Chad will send 1,200 troops to combat jihadists in a flashpoint Sahel border zone, its president said Monday, as France looks to reduce its longstanding military presence in the vast, volatile region.
Burkina Faso, Chad, Mali, Mauritania, Niger, and France are holding talks on the future of their campaign against insurgencies raging in the Sahel, which according to the UN have killed thousands and displaced more than 2 million.
The troops will be deployed to the flashpoint “three border” zone between Niger, Mali, and Burkina Faso, Chad’s President Idriss Deby Itno said on Twitter on the fringes of the regional summit.
Chad, which reputedly has the best armed forces among the “G5” Sahel nations, had promised a year ago to send a battalion to the area.
— Maréchal Idriss Deby Itno (@MIdrissDebyItno) February 15, 2021
Opening the summit, Deby said it was time for the international community to “urgently” step up funds for development and poverty alleviation to help cut off sources of recruitment for jihadists.
The meeting, which French President Emmanuel Macron joined by videolink, comes a year after France boosted its Sahel deployment, seeking to wrench back control in the brutal, long-running battle.

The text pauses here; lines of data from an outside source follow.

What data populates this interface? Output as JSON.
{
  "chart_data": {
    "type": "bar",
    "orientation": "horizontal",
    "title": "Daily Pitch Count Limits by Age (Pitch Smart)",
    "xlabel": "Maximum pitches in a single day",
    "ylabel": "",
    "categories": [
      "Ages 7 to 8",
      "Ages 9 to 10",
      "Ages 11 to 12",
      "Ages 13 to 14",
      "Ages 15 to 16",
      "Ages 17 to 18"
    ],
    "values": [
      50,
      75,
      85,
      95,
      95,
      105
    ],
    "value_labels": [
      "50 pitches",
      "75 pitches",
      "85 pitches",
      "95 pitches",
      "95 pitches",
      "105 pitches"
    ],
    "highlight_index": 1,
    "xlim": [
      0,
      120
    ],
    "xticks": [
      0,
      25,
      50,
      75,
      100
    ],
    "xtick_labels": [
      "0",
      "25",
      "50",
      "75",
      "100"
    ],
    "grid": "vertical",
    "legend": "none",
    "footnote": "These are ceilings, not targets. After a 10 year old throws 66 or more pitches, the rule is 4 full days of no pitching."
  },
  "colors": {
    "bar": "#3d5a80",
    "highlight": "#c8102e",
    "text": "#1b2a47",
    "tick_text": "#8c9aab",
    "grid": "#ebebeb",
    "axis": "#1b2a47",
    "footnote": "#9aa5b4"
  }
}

But despite touted military successes, jihadists remain in control of vast swathes of territory and attacks are unrelenting.
Just hours before the summit opened, Malian sources said two troops had been killed by a highway bomb in central Mali.
The deaths bring the number of Malian, UN, and French troop losses to 29 since the start of the year, according to an AFP tally.
Islamist fighters in the Sahel first emerged in northern Mali in 2012, during a rebellion by ethnic Touareg separatists that was later overtaken by the jihadists.
France intervened to rout the insurgents, but the jihadists scattered, taking their campaign into the ethnic powder keg of central Mali and then into Burkina Faso and Niger.
The crushing toll has fuelled perceptions that the jihadists cannot be defeated by military means alone.
Jean-Herve Jezequel, Sahel director for the International Crisis Group think tank, told AFP that conventional military engagement had failed to deliver a knockout blow. The jihadists “are capable of turning their backs, bypassing the system, and continuing”, he said.
Last year, France upped its Barkhane mission in the Sahel from 4,500 troops to 5,100 — a move that precipitated a string of apparent military successes.
French forces killed the leader of the notorious Al-Qaeda in the Islamic Maghreb (AQIM), Abdelmalek Droukdel, as well as a military chief of the Al-Qaeda-affiliated Group to Support Islam and Muslims (GSIM).
But attacks in December and January have brought the number of French combat deaths in Mali to 50, prompting soul-searching at home about Barkhane’s cost and usefulness.
Macron last month opened the door to a drawdown, suggesting France may “adjust” its military commitment.
To lighten the load, France is hoping for more military support from its European partners through the Takuba Task Force that assists Mali in its fight against jihadists.
The Sahel armies, for their part, have been unable to pick up the slack.
In 2017, the five countries initiated a planned 5,000-strong pooled force, but it remains hobbled by lack of funds, poor equipment, and inadequate training.
While acknowledging the alliance’s weak points, Chad’s Deby on Monday “urged all member states to get on with making the joint G5 Sahel force self-sufficient, by giving it its own financial and logistical resources.”
Paris also hopes last year’s successes can strengthen political reform in the Sahel states, where weak governance has fuelled frustration and instability.
“The socio-economic situation in our countries isn’t gleaming… we’re appealing urgently to all our partners to give us the additional resources they promised,” Deby said, underlining “debt cancellation” as a priority for regional governments.